Brennan’s fourth point is who will decide who is indigenous for the purposes of this indigenous voice. How will Australia figure out the difference between a genuine indigenous person and a pretend one? What will happen if there is litigation about this? As Brennan might say: “This shows that the Twomey proposal is justiciable. I’m not scaremongering, you understand. I’m just telling you, it’s all going to be really bad.’’
It is an obfuscating argument.
The Twomey draft amendment would be constitutionally non-justiciable. It deals with parliament’s internal law-making procedures. Courts do not intervene in these. Twomey’s draft retains parliament as its master. Its provisions would be interpreted and applied by parliament, not the courts. No laws could be struck down. It respects parliamentary supremacy.
Brennan, however, says there may be justiciable controversy about indigenous identity in constituting the advisory body. But under Twomey’s drafting, this would happen in legislation, over which parliament would still remain master. Parliament could adjust the legislation to deal with such issues as needed. Twomey’s draft retains legislative flexibility.

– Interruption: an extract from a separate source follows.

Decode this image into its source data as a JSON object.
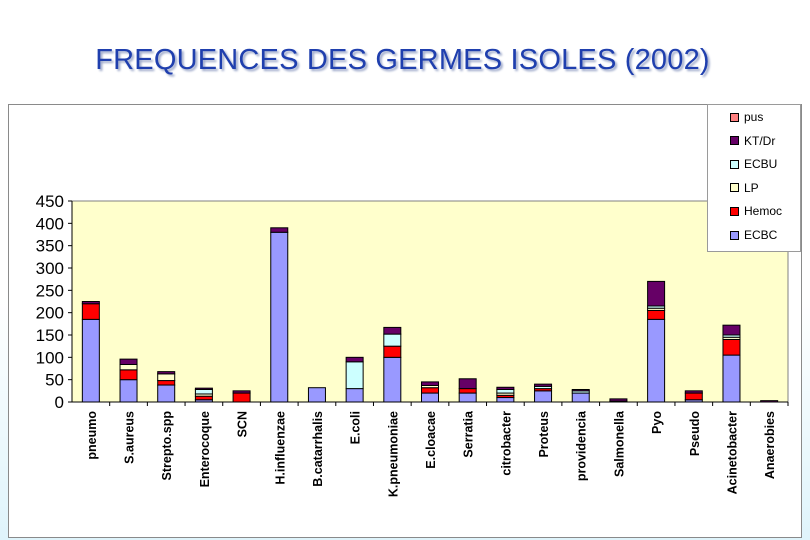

Brennan’s argument is undermined by the following observations. The identity issues that would be dealt with in legislation under Twomey’s proposal equally apply in relation to the legislated advisory body Brennan urges we road-test. Yet he does not mention this in relation to his own proposal. Those identity issues also would arise under his indigenous constitutional power, and under any indigenous-specific head of power. Those issues already exist. Indigenous identity must be ascertained for every existing indigenous-specific law or policy. A three-part definition requiring self-identification, descent and community acceptance has operated for decades with little controversy.
Shireen Morris is a senior policy adviser at Cape York Institute, and a PhD candidate at Monash University; Noel Pearson founded Cape York Partnership.